Как легко меня этим подкупить! Я почувствовала, что моя скованность проходит. Поколебавшись с секунду, я бросилась в словесные хитросплетения так же решительно, как раньше – в волны Марны:

– Пожалуйста! Так вот: единственный способ помочь мне – это указать, как я могу еще оставаться сама собой.

Продолжительное молчание… Уполномоченная по социальной помощи покачивала головой со взволнованным (или скептическим?) видом. А я по своей гадкой привычке комментировала про себя ее поведение. В чем же дело? Что вас удивляет, мадемуазель? Ведь вы так утомлены всем этим, так все знаете заранее, вся эта болтология должна быть вам уже знакома.
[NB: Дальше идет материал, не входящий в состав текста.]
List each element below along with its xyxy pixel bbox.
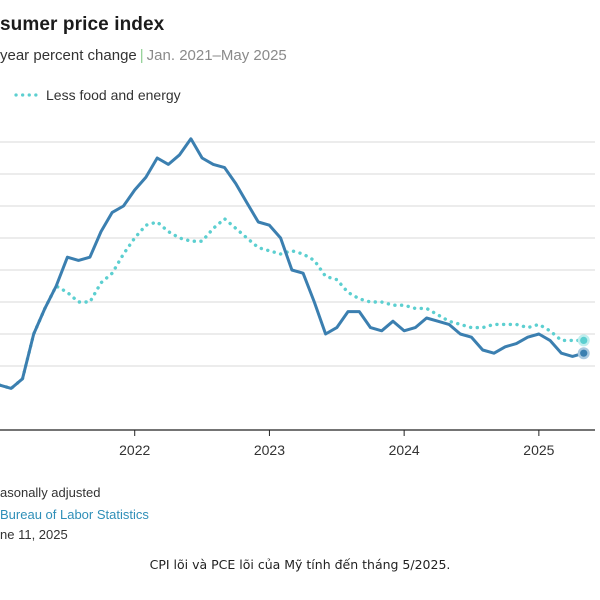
subtitle-separator: | [139,47,144,64]
footnote-seasonally-adjusted: asonally adjusted [0,485,101,500]
chart-title: sumer price index [0,14,165,35]
source-link[interactable]: Bureau of Labor Statistics [0,507,149,522]
image-caption: CPI lõi và PCE lõi của Mỹ tính đến tháng… [149,557,451,572]
x-tick-label-2022: 2022 [119,442,150,458]
chart-subtitle: year percent change | Jan. 2021–May 2025 [0,47,287,64]
publish-date: ne 11, 2025 [0,527,68,542]
series-line-less-food-energy [0,217,586,391]
legend: Less food and energy [14,87,181,103]
series-line-headline [0,137,586,390]
series-line-less-food-energy-end-point [580,336,588,344]
series-line-headline-end-point [580,349,588,357]
legend-label-less-food-energy: Less food and energy [46,87,181,103]
line-chart: 2022 2023 2024 2025 [0,137,595,458]
x-axis: 2022 2023 2024 2025 [0,429,595,458]
x-tick-label-2024: 2024 [389,442,420,458]
x-tick-label-2023: 2023 [254,442,285,458]
x-tick-label-2025: 2025 [523,442,554,458]
subtitle-date-range: Jan. 2021–May 2025 [146,47,287,64]
legend-dotted-swatch-icon [14,93,38,97]
series-lines [0,137,590,391]
subtitle-lead: year percent change [0,47,137,64]
gridlines [0,141,595,367]
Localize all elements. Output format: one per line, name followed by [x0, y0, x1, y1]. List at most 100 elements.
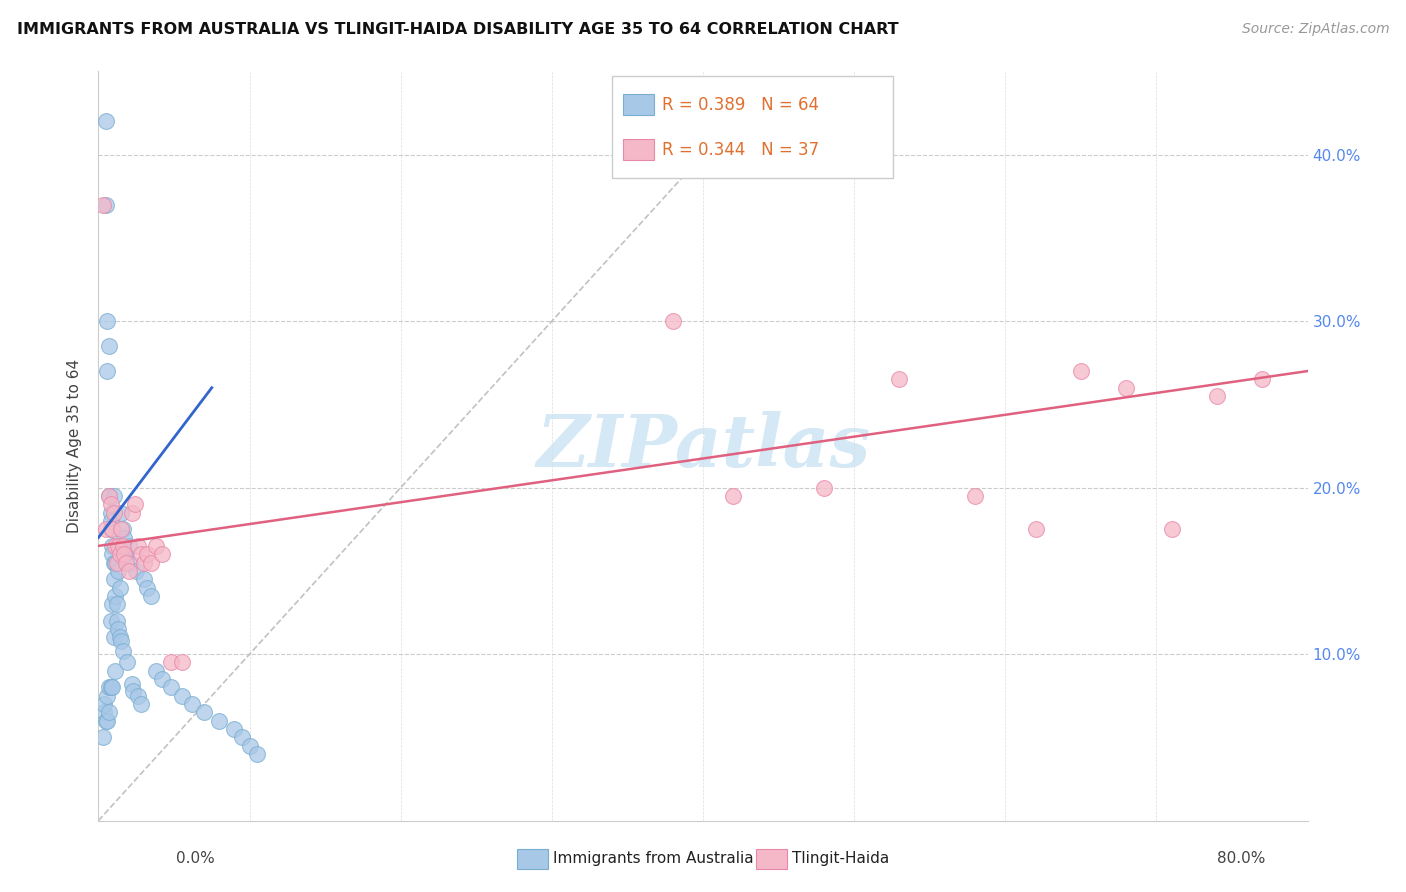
Point [723, 489, 745, 503]
Point [1206, 389, 1229, 403]
Point [208, 714, 231, 728]
Point [103, 506, 125, 520]
Point [105, 556, 128, 570]
Text: Tlingit-Haida: Tlingit-Haida [793, 852, 890, 866]
Point [104, 539, 127, 553]
Point [108, 547, 131, 561]
Point [101, 522, 124, 536]
Point [889, 372, 911, 386]
Point [98, 489, 121, 503]
Point [100, 514, 122, 528]
Point [107, 539, 129, 553]
Point [122, 683, 145, 698]
Point [112, 547, 135, 561]
Point [100, 497, 122, 511]
Point [1115, 381, 1137, 395]
Point [101, 681, 124, 695]
Point [94, 714, 117, 728]
Point [104, 589, 127, 603]
Point [103, 631, 125, 645]
Point [132, 572, 155, 586]
Point [91, 197, 114, 211]
Point [170, 689, 193, 703]
Point [98, 681, 121, 695]
Text: R = 0.389   N = 64: R = 0.389 N = 64 [662, 95, 820, 113]
Point [105, 614, 128, 628]
Point [661, 314, 683, 328]
Point [224, 722, 246, 736]
Point [98, 706, 121, 720]
Point [107, 622, 129, 636]
Point [111, 522, 134, 536]
Point [127, 689, 149, 703]
Point [141, 589, 163, 603]
Point [100, 506, 122, 520]
Text: R = 0.344   N = 37: R = 0.344 N = 37 [662, 141, 820, 159]
Point [150, 547, 173, 561]
Point [104, 556, 127, 570]
Point [135, 581, 157, 595]
Point [111, 539, 134, 553]
Point [110, 506, 132, 520]
Point [101, 539, 124, 553]
Y-axis label: Disability Age 35 to 64: Disability Age 35 to 64 [67, 359, 83, 533]
Text: 0.0%: 0.0% [176, 851, 215, 865]
Text: IMMIGRANTS FROM AUSTRALIA VS TLINGIT-HAIDA DISABILITY AGE 35 TO 64 CORRELATION C: IMMIGRANTS FROM AUSTRALIA VS TLINGIT-HAI… [17, 22, 898, 37]
Point [100, 681, 122, 695]
Point [1160, 522, 1182, 536]
Point [145, 539, 167, 553]
Point [1024, 522, 1046, 536]
Text: Immigrants from Australia: Immigrants from Australia [554, 852, 754, 866]
Text: Source: ZipAtlas.com: Source: ZipAtlas.com [1241, 22, 1389, 37]
Point [246, 747, 269, 761]
Point [121, 506, 143, 520]
Point [813, 481, 835, 495]
Point [129, 547, 152, 561]
Point [100, 522, 122, 536]
Point [96, 689, 118, 703]
Point [98, 339, 121, 353]
Point [145, 664, 167, 678]
Point [93, 706, 115, 720]
Point [160, 656, 183, 670]
Point [120, 556, 142, 570]
Point [107, 564, 129, 578]
Point [100, 614, 122, 628]
Point [150, 672, 173, 686]
Point [105, 597, 128, 611]
Point [103, 556, 125, 570]
Point [98, 489, 121, 503]
Text: 80.0%: 80.0% [1218, 851, 1265, 865]
Point [1251, 372, 1274, 386]
Point [170, 656, 193, 670]
Point [93, 697, 115, 711]
Point [239, 739, 262, 753]
Point [96, 714, 118, 728]
Point [114, 547, 136, 561]
Point [111, 644, 134, 658]
Point [103, 572, 125, 586]
Point [110, 633, 132, 648]
Point [94, 522, 117, 536]
Point [132, 556, 155, 570]
Point [129, 697, 152, 711]
Text: ZIPatlas: ZIPatlas [536, 410, 870, 482]
Point [125, 564, 148, 578]
Point [121, 677, 143, 691]
Point [112, 531, 135, 545]
Point [124, 497, 146, 511]
Point [91, 731, 114, 745]
Point [127, 539, 149, 553]
Point [94, 197, 117, 211]
Point [101, 547, 124, 561]
Point [115, 656, 138, 670]
Point [110, 522, 132, 536]
Point [103, 489, 125, 503]
Point [96, 364, 118, 378]
Point [965, 489, 987, 503]
Point [135, 547, 157, 561]
Point [118, 539, 141, 553]
Point [96, 314, 118, 328]
Point [1070, 364, 1092, 378]
Point [104, 664, 127, 678]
Наверное, она навязла у вас в зубах еще тогда, когда вы были помоложе, когда ваше призвание служить людям еще не заглушила рутина службы… Понимаю… Вас ошеломило, что подобные претензии могли возникнуть у колченогой девицы, которой уже трудно обслуживать даже себя. Но вспомните последние филантропические лозунги, рассчитанные на людей обидчивых: «Дарующий всегда платит долг!» (немножко переборщили, верно?). Или: «Благотворительность – только кружка для пожертвований». Или вот еще: «Помогите тем, кто вам помогает!» – формула, которой руководствуюсь сейчас я сама.

– Я думаю, вы и без того помогаете своей тете, – наконец осторожно произнесла мадемуазель Кальен, указывая подбородком на пишущую машинку.
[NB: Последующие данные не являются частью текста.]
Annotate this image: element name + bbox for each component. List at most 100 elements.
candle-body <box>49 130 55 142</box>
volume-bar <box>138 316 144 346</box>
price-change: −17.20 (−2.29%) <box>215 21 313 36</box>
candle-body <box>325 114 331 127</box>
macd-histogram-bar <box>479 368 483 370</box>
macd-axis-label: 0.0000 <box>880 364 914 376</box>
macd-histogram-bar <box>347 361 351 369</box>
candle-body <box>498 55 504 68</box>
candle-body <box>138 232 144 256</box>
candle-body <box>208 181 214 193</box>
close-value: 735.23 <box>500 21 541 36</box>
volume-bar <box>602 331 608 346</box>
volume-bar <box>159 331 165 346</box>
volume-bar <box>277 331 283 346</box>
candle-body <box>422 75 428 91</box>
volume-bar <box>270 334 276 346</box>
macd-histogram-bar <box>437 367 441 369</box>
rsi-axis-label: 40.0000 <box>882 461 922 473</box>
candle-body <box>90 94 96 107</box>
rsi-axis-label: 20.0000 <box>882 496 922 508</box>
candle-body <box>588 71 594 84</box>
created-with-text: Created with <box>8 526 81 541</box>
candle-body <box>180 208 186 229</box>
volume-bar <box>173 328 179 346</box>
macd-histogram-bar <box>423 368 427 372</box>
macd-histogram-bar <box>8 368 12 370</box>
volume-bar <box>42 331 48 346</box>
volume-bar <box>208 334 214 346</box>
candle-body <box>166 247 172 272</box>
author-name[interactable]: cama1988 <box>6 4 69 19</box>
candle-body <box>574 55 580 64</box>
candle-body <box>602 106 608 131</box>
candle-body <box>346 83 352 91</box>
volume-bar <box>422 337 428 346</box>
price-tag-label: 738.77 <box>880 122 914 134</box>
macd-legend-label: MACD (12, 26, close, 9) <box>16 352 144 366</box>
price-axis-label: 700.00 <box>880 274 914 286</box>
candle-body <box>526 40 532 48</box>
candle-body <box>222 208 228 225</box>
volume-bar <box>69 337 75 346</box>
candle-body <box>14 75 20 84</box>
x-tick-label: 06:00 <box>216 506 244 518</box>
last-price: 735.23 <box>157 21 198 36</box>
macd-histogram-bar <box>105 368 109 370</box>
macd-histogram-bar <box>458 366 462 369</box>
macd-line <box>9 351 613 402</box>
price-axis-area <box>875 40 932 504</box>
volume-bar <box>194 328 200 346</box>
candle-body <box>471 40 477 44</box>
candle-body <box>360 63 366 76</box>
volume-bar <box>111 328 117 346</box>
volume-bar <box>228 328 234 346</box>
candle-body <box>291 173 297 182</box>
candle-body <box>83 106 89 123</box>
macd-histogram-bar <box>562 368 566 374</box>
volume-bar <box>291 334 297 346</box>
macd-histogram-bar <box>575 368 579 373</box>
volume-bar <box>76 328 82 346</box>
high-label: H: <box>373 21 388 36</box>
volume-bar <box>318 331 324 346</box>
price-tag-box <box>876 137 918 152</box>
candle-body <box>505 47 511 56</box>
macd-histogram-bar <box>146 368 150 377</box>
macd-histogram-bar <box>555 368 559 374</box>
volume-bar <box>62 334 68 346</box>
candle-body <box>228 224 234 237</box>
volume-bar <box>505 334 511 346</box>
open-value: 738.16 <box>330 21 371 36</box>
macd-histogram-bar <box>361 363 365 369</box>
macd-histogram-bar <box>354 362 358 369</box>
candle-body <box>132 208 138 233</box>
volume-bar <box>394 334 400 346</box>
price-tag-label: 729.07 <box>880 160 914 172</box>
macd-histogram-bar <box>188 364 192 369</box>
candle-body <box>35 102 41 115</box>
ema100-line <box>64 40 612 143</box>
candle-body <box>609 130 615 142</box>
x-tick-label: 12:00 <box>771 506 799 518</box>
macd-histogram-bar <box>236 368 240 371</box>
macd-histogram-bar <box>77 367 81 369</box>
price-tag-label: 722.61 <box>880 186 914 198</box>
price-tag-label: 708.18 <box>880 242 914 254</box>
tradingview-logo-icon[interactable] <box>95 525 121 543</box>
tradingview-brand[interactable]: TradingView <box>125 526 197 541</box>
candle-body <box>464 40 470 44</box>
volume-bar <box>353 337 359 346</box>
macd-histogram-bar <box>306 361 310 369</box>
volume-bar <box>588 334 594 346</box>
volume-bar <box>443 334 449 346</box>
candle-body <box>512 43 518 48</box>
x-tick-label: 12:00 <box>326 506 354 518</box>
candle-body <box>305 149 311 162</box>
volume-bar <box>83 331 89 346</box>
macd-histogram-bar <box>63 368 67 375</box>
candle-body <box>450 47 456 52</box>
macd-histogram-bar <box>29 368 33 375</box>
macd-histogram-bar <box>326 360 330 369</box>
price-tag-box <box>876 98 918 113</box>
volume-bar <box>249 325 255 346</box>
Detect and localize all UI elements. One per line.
Деликатный вызов: прежде всего, девочка моя, есть гражданский долг. «Куча скучных дел», – как сказал юморист. К этому можно добавить: дел, которых, как правило, к хватает, чтобы опустились руки даже у людей здоровых. Но, по мнению Матильды, мой гражданский долг состоит в том, чтобы его вовсе не иметь: ведь я инвалид, страдающий тяжелым физическим недугом. Ах, как бы все это выразить, не впадая в назидательный, ханжеский или наивный тон – три ненавистных мне стиля? Бывало, сетуя на то, что она называла «политикой каштана», директриса курсов Севиньи жалобно вздыхала: «Нынешняя молодежь! Она стыдится своих добрых чувств, выпускает колючки, иронизирует, делает вид, что насмехается над людьми и над собой. Я теперь просто не знаю, как к ней подступиться». Но уж мадемуазель Кальен наверняка знала, что не следует трогать скорлупу каштана до того, как она лопнет сама.

– Я хорошо понимаю, что, ничего у вас не прося, я прошу слишком многого. Извините меня за то, что я столь требовательна.
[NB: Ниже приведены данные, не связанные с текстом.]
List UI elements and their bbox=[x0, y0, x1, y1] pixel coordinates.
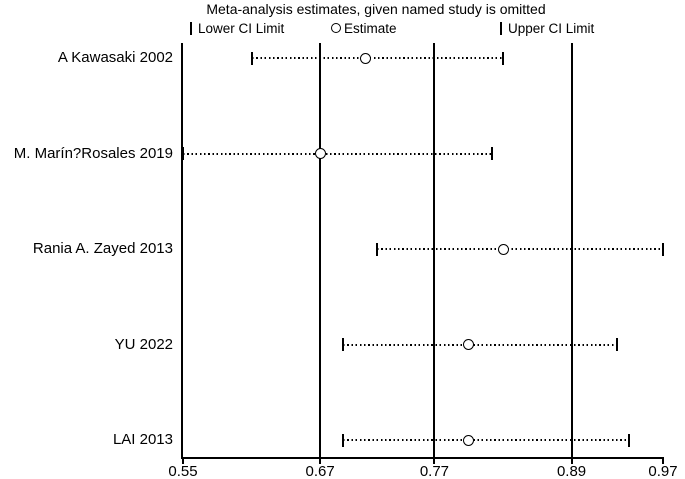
x-axis-tick-label: 0.97 bbox=[648, 463, 678, 479]
lower-ci-cap bbox=[342, 338, 344, 351]
x-axis-tick bbox=[182, 457, 184, 464]
study-label: A Kawasaki 2002 bbox=[57, 49, 173, 66]
upper-ci-cap bbox=[502, 51, 504, 65]
estimate-marker bbox=[463, 434, 475, 446]
legend-item-upper-ci: Upper CI Limit bbox=[500, 20, 594, 36]
x-axis-tick bbox=[570, 457, 573, 464]
study-label: LAI 2013 bbox=[112, 431, 173, 448]
legend-upper-label: Upper CI Limit bbox=[508, 20, 595, 36]
reference-line bbox=[319, 43, 322, 457]
upper-ci-cap-icon bbox=[500, 21, 502, 35]
estimate-marker bbox=[360, 52, 372, 64]
study-label: M. Marín?Rosales 2019 bbox=[13, 144, 173, 162]
estimate-marker bbox=[497, 243, 509, 255]
reference-line bbox=[570, 43, 573, 457]
lower-ci-cap-icon bbox=[190, 21, 192, 35]
lower-ci-cap bbox=[182, 147, 184, 160]
estimate-circle-icon bbox=[331, 23, 341, 33]
ci-line bbox=[343, 439, 629, 441]
lower-ci-cap bbox=[250, 51, 253, 65]
legend-item-estimate: Estimate bbox=[331, 20, 397, 36]
upper-ci-cap bbox=[490, 147, 493, 160]
plot-area: 0.55 0.67 0.77 0.89 0.97 bbox=[168, 43, 678, 479]
ci-line bbox=[377, 248, 663, 250]
lower-ci-cap bbox=[342, 433, 344, 447]
lower-ci-cap bbox=[376, 242, 379, 256]
chart-title: Meta-analysis estimates, given named stu… bbox=[206, 1, 546, 17]
upper-ci-cap bbox=[616, 338, 619, 351]
x-axis-tick-label: 0.89 bbox=[556, 463, 587, 479]
study-label: Rania A. Zayed 2013 bbox=[32, 240, 173, 257]
ci-line bbox=[251, 57, 503, 59]
upper-ci-cap bbox=[662, 242, 664, 256]
upper-ci-cap bbox=[627, 433, 630, 447]
study-label: YU 2022 bbox=[114, 335, 173, 353]
x-axis-tick bbox=[319, 457, 322, 464]
reference-line bbox=[433, 43, 436, 457]
legend-item-lower-ci: Lower CI Limit bbox=[190, 20, 284, 36]
ci-line bbox=[183, 152, 492, 155]
legend-estimate-label: Estimate bbox=[344, 20, 397, 36]
estimate-marker bbox=[463, 339, 475, 350]
x-axis-tick bbox=[662, 457, 664, 464]
x-axis-tick bbox=[433, 457, 436, 464]
x-axis-tick-label: 0.55 bbox=[168, 463, 198, 479]
x-axis-tick-label: 0.77 bbox=[419, 463, 450, 479]
legend-lower-label: Lower CI Limit bbox=[198, 20, 285, 36]
x-axis-tick-label: 0.67 bbox=[305, 463, 335, 479]
ci-line bbox=[343, 343, 618, 346]
estimate-marker bbox=[314, 148, 326, 159]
– Ну что вы! – простодушно ответила моя визитерша. Потом, изобразив на лице кривую улыбку, призналась:

– По счастью, с этим приходится сталкиваться не каждый день.

Добрый знак. Она не напустила на себя ни важности, ни испуга, ни даже таинственности, маскирующей неодобрение. Как неблагоразумно судить о человеке слишком поспешно! Люди, которых вы считали бесцветными, обладают даром хамелеона. Поняв, что я собой представляю, мадемуазель Кальен изменила выражение лица, приладив новую маску – маску добродушия. Разумеется, добродушия серьезного, но приправленного щепоткой иронии, которая делает эту серьезность выносимой. Покачивая шляпкой, она шутливо философствовала:

– Вот вам и ваши добрые чувства! Они и чуть-чуть горьки… и чуть-чуть навязчивы… и вдохновлены не столько любовью к ближнему, сколько любовью к самому себе. Но в конце концов в наш век, который их не жалует, это единственный способ добиться, чтобы они были приняты. Гордость выручает там, где святость уже не поможет. Да, но вот и я сама уже говорю громкие фразы… В принципе я одобряю все и даже готова предложить вам работу. Только…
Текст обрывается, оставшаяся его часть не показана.